F365’s early winner: Ole playing the way that United should

Date published: Saturday 22nd December 2018 9:20

For all the criticism of the predictability of Manchester United under Jose Mourinho, perhaps no performance was more predictable than that which gave Ole Gunnar Solskjaer a symbolic 5-1 win in his first game as caretaker boss.

Six days after the dire, lifeless display that proved to be the final straw for Mourinho, Solskjaer presided over a victory full of pace, creativity and attacking intent which produced United’s first five-goal haul since Sir Alex Ferguson’s final match in charge five and a half years ago.

So tight had Mourinho apparently turned the screw on his browbeaten men that the release was always going to be intense. Everyone anticipated a reaction and this was the new manager bounce in its most literal form.

United had – or rather, enjoyed – 74 per cent of the possession, the most dominant they have been in any game this season, often toying with Cardiff in the kind of way you would expect a top-four behemoth to tease a newly-promoted outfit. The Red Devils didn’t run rings around their hosts, rather they passed and penetrated in one-touch triangles to create opportunities for the relentless Marcus Rashford, Anthony Martial and Jesse Lingard to drive at the dazed Bluebirds.

When their opportunities came, United took them with each goal unique in its type. An Exocet missile launched off a set-piece; a long-range drive (albeit with the aid of a deflection); an incisive passing move; a no-nonsense penalty; and finally, a one-on-one to round off a fast break.
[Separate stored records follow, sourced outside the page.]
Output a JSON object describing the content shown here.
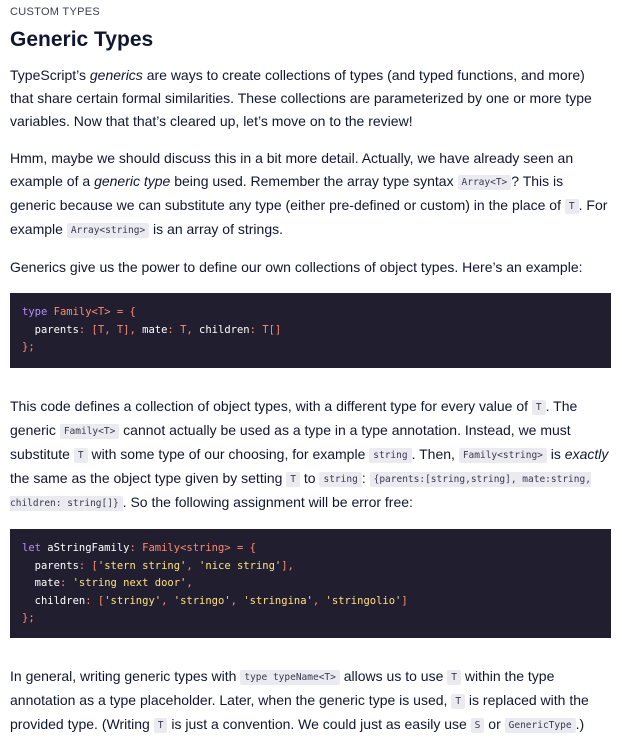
{
  "section_label": "CUSTOM TYPES",
  "title": "Generic Types",
  "p1": {
    "a": "TypeScript’s ",
    "em": "generics",
    "b": " are ways to create collections of types (and typed functions, and more) that share certain formal similarities. These collections are parameterized by one or more type variables. Now that that’s cleared up, let’s move on to the review!"
  },
  "p2": {
    "a": "Hmm, maybe we should discuss this in a bit more detail. Actually, we have already seen an example of a ",
    "em": "generic type",
    "b": " being used. Remember the array type syntax ",
    "c1": "Array<T>",
    "c": "? This is generic because we can substitute any type (either pre-defined or custom) in the place of ",
    "c2": "T",
    "d": ". For example ",
    "c3": "Array<string>",
    "e": " is an array of strings."
  },
  "p3": "Generics give us the power to define our own collections of object types. Here’s an example:",
  "code1": {
    "l1": {
      "kw": "type",
      "name": " Family<T> = {"
    },
    "l2": {
      "prop1": "  parents",
      "v1": ": [T, T], ",
      "prop2": "mate",
      "v2": ": T, ",
      "prop3": "children",
      "v3": ": T[]"
    },
    "l3": "};"
  },
  "p4": {
    "a": "This code defines a collection of object types, with a different type for every value of ",
    "c1": "T",
    "b": ". The generic ",
    "c2": "Family<T>",
    "c": " cannot actually be used as a type in a type annotation. Instead, we must substitute ",
    "c3": "T",
    "d": " with some type of our choosing, for example ",
    "c4": "string",
    "e": ". Then, ",
    "c5": "Family<string>",
    "f": " is ",
    "em": "exactly",
    "g": " the same as the object type given by setting ",
    "c6": "T",
    "h": " to ",
    "c7": "string",
    "i": ": ",
    "c8": "{parents:[string,string], mate:string, children: string[]}",
    "j": ". So the following assignment will be error free:"
  },
  "code2": {
    "l1": {
      "kw": "let",
      "name": " aStringFamily",
      "colon": ": ",
      "type": "Family<string>",
      "rest": " = {"
    },
    "l2": {
      "prop": "  parents",
      "sep": ": [",
      "s1": "'stern string'",
      "comma": ", ",
      "s2": "'nice string'",
      "end": "],"
    },
    "l3": {
      "prop": "  mate",
      "sep": ": ",
      "s1": "'string next door'",
      "end": ","
    },
    "l4": {
      "prop": "  children",
      "sep": ": [",
      "s1": "'stringy'",
      "c1": ", ",
      "s2": "'stringo'",
      "c2": ", ",
      "s3": "'stringina'",
      "c3": ", ",
      "s4": "'stringolio'",
      "end": "]"
    },
    "l5": "};"
  },
  "p5": {
    "a": "In general, writing generic types with ",
    "c1": "type typeName<T>",
    "b": " allows us to use ",
    "c2": "T",
    "c": " within the type annotation as a type placeholder. Later, when the generic type is used, ",
    "c3": "T",
    "d": " is replaced with the provided type. (Writing ",
    "c4": "T",
    "e": " is just a convention. We could just as easily use ",
    "c5": "S",
    "f": " or ",
    "c6": "GenericType",
    "g": ".)"
  }
}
Everyone involved in United’s effort in south Wales seemed to be at pains to demonstrate that a page had been turned in the wake of Mourinho’s departure and that Solskjaer’s is a different unit, despite identical components.

This victory offered immediate vindication to anyone who identified Mourinho as the root cause of United’s problems, including those in the dressing room. Mourinho might contend that this was the United he wanted and the one he expected had the players offered him the same ‘intensity and desire’ that they laid down for his immediate replacement. But Solskjaer also appeared keen to emphasise the new dawn, with his selection decisions, pre-match and in-game, offering glaring contrasts between him and the Portuguese.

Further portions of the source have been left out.